Veronica Carrión, 39, was a registered nurse and single mother of three in Yabucoa, the seaside town where Hurricane Maria first made landfall.
The devastation on the island and the scarcity of medical services led Carrión and her family to leave Puerto Rico within a month of the storm. They first moved to Marblehead, Massachusetts, to stay with family but relocated to Cleveland a few months later in pursuit of more affordable living.
The desire to provide for her children has propelled Carrión forward.
“My priority has been feeding and sheltering my kids,” she said.
Carrión and daughter Krizanyeline, 19; son Marcos, 17; and daughter Yanisse, 11, lived through Hurricane Irma on Sept. 6, 2017 — a mere two weeks before Hurricane Maria. Irma had left the family without power.
When the second hurricane entered Yabucoa at dawn, it packed 155 mph winds, destroying or damaging everything in its path. At least three tornadoes were spotted in the area.
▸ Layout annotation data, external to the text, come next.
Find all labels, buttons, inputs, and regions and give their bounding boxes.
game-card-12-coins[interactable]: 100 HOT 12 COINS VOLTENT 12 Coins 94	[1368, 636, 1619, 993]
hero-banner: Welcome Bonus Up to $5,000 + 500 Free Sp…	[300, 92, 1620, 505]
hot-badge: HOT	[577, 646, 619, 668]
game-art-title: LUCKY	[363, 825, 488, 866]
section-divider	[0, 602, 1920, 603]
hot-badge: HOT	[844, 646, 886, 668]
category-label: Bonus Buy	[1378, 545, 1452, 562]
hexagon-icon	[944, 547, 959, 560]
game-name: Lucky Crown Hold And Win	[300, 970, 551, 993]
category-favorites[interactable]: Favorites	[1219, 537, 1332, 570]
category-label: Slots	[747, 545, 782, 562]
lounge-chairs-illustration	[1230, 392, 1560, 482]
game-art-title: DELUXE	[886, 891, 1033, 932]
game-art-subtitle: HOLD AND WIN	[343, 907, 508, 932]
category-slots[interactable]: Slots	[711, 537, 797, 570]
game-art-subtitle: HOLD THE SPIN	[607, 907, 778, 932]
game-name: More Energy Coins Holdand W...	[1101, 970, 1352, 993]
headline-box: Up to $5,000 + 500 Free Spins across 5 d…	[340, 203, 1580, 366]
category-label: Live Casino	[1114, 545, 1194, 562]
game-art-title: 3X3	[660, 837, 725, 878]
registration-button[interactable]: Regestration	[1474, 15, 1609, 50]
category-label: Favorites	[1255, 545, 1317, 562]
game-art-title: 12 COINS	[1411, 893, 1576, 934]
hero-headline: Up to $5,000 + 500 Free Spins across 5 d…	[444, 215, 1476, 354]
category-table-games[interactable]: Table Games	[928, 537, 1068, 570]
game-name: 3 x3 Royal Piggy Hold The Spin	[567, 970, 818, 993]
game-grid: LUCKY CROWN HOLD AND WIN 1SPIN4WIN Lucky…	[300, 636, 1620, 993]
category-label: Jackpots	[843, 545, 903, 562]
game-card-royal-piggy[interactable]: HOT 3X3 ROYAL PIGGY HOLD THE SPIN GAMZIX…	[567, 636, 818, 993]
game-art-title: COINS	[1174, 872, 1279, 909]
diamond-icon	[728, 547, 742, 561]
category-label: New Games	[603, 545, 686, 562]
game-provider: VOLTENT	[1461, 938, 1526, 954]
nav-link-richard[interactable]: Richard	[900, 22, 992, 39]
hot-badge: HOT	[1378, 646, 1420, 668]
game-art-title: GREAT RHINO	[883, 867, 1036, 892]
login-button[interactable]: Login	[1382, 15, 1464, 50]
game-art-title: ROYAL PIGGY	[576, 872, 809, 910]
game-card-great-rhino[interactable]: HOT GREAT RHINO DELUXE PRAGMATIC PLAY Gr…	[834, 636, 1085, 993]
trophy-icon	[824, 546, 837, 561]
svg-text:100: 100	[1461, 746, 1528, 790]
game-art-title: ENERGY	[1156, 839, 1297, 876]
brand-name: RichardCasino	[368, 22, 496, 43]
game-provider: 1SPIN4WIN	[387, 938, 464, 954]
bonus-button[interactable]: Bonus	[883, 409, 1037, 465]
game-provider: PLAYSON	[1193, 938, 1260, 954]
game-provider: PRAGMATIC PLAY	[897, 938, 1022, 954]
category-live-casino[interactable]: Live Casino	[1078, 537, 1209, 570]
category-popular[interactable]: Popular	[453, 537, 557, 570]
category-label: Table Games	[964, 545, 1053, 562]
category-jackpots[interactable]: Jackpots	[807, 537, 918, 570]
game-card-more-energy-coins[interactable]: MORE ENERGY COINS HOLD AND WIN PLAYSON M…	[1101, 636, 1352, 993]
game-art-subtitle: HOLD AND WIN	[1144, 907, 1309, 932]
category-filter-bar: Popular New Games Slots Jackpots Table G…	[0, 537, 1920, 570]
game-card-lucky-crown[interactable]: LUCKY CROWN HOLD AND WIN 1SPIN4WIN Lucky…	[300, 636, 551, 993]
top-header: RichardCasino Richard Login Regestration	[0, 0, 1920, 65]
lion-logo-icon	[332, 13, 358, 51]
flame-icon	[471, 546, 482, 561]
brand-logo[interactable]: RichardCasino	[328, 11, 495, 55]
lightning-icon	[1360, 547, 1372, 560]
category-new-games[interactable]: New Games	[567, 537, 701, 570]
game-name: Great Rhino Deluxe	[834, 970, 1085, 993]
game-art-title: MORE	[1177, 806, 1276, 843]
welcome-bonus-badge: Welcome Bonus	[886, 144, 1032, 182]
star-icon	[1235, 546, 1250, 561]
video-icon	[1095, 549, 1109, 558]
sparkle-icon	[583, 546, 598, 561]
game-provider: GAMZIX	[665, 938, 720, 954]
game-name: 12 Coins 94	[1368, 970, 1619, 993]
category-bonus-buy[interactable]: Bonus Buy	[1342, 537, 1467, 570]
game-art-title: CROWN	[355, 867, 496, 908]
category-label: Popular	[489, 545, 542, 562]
“It was like a horror film,” Carrión said.
The family’s apartment flooded and sustained heavy damage when a palm tree crashed onto the roof. They lost nearly everything they owned.
Within weeks, residents were shaken by desperation, shock and loss. Violent crime escalated. People literally fought over food.
Carrión would leave her apartment at 5 a.m. each day in search of water in a nearby town. She and her children would stand in line for six to eight hours to fill gallon jugs with water. They once waited nearly six hours to buy a loaf of bread. The sight of grilled chicken one day was la Gloria — the high point.
The hospital and justice center where Carrión worked remained closed after the hurricane, as did the University of Puerto Rico, where her older daughter was a sophomore.
Carrión’s health suffered. She hurt her spine carrying buckets of water and developed an intestinal condition from eating little more than rice. She also developed a fungus on her face after washing clothes in a river contaminated by animal waste.
The family arrived in Massachusetts on Oct. 15 with little more than the clothes they wore. Strangers provided them with clothes, coats, shoes and nearly $2,000 in cash. Carrión sought medical attention and found work caring for an elderly man.
Within a few months, Carrión bought a car. She and her children set out for Ohio on Dec. 29. They encountered a snowstorm somewhere between New York and Pennsylvania — their first time driving in snow.
Once in Cleveland, the family moved into an Old Brooklyn apartment secured by a friend. They purchased household items from Walmart and the dollar store. Their landlord brought them a bed and a dining room table.
Carrión received additional treatment at MetroHealth Medical Center and found a job with a local flowerpot manufacturer. She later worked at Riddell in North Ridgeville, where she placed stickers on NFL football helmets. She now works as a nurse’s assistant for the Visiting Nurse Association of Ohio.
Her children are adapting, too.
Krizanyeline is taking English classes at Tri-C®. Her daughter Yanisse is in sixth grade at Luis Muñoz Marin School. Her son Marcos is a junior at James Ford Rhodes High School.
It’s been a year of many lessons, said Carrión.
“I’ve learned that today you may have everything, and tomorrow you may have nothing.”